É uma situação difícil, já que dividir a vida em diferentes compartimentos, por causa da pandemia, tornou-se um fardo para muitos – sem contar a insegurança pelo contágio da covid. Um artigo, publicado ontem no JOTA, busca dar mais esclarecimentos. Ele lembra que, em fevereiro deste ano, a condição entrou na nova classificação internacional de doenças e problemas associados à saúde (CID-11). No entanto, “O fato de constar na CID não significa que o burnout seja doença. Para dar uma ideia, problemas como sedentarismo, pobreza ou ameaça de perda de emprego estão na mesma categoria. Então, do ponto de vista da CID-11, dizer que há um diagnóstico de burnout é o mesmo que dizer que há um diagnóstico de pobreza ou sedentarismo; identifica uma situação, não uma doença”, explica Daniel Barros, psiquiatra forense do Instituto de Psiquiatria (IPq), do Hospital das Clínicas da USP.

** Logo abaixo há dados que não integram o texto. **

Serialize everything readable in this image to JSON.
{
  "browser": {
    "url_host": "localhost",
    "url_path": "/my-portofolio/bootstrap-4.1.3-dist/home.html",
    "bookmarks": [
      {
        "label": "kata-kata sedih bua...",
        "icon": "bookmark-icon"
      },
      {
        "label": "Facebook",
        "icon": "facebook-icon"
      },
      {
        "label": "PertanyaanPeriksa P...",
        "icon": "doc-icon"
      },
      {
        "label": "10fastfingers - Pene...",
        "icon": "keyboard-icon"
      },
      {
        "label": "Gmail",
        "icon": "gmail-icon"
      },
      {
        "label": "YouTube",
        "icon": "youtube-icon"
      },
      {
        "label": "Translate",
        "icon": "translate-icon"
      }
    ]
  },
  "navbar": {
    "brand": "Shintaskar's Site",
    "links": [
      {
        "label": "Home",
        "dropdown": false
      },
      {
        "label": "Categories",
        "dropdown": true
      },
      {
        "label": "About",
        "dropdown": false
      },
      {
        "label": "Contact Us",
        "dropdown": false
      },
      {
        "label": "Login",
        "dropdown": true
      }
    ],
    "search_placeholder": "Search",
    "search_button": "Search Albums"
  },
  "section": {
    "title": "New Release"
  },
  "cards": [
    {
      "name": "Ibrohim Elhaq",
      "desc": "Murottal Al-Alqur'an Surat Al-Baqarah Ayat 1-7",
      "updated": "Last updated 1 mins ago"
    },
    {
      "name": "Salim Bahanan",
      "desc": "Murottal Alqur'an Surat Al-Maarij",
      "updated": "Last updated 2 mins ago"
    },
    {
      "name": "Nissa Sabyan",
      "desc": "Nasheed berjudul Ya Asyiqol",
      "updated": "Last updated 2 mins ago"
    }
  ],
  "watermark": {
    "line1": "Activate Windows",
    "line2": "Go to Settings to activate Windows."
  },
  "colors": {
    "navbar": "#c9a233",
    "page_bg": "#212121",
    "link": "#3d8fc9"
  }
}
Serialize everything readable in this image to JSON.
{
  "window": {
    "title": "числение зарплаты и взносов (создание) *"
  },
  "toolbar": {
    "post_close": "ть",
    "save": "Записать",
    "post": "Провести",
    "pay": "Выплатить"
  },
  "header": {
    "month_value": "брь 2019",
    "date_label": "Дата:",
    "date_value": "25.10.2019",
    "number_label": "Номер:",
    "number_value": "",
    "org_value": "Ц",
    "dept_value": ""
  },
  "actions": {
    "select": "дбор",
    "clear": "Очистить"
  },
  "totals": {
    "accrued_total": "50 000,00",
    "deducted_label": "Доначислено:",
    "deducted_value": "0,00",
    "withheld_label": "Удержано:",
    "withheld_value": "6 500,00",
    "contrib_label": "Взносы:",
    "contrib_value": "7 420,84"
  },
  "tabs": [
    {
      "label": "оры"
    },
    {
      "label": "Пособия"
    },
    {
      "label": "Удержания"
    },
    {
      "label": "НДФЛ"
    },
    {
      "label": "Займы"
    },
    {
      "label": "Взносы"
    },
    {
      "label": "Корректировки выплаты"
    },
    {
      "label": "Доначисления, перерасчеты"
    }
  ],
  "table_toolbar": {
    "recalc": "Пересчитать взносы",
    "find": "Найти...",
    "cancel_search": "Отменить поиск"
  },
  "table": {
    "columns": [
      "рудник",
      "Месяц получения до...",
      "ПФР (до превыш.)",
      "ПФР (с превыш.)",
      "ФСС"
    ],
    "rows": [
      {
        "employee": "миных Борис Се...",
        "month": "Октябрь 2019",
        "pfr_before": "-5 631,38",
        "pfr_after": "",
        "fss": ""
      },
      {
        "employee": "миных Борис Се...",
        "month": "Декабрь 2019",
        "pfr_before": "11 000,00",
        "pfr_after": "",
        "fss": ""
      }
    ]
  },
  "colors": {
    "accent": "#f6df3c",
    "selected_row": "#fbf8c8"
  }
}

A matéria buscou casos concretos em que a tentativa de provar uma doença profissional na Justiça foi frustrada. “Pela própria definição, o burnout sempre terá relação com o trabalho. Já se pensarmos ‘ter sido culpa do trabalho’, é possível negar o nexo”. Na Justiça, portanto, situações vivenciadas no trabalho não precisam ser a única causa para que se considere uma doença ocupacional subsequente ao burnout. “Em uma síndrome como o burnout, os sinais são menos específicos do que em uma doença. Ainda assim, é um sofrimento. Mas com o trabalho em home office pode ser mais difícil pesar as demandas que geraram o problema”, diz a psicóloga Miryam Maziero, integrante do Grupo de Saúde Mental e Psiquiatria do Trabalho, ligado ao Hospital das Clínicas.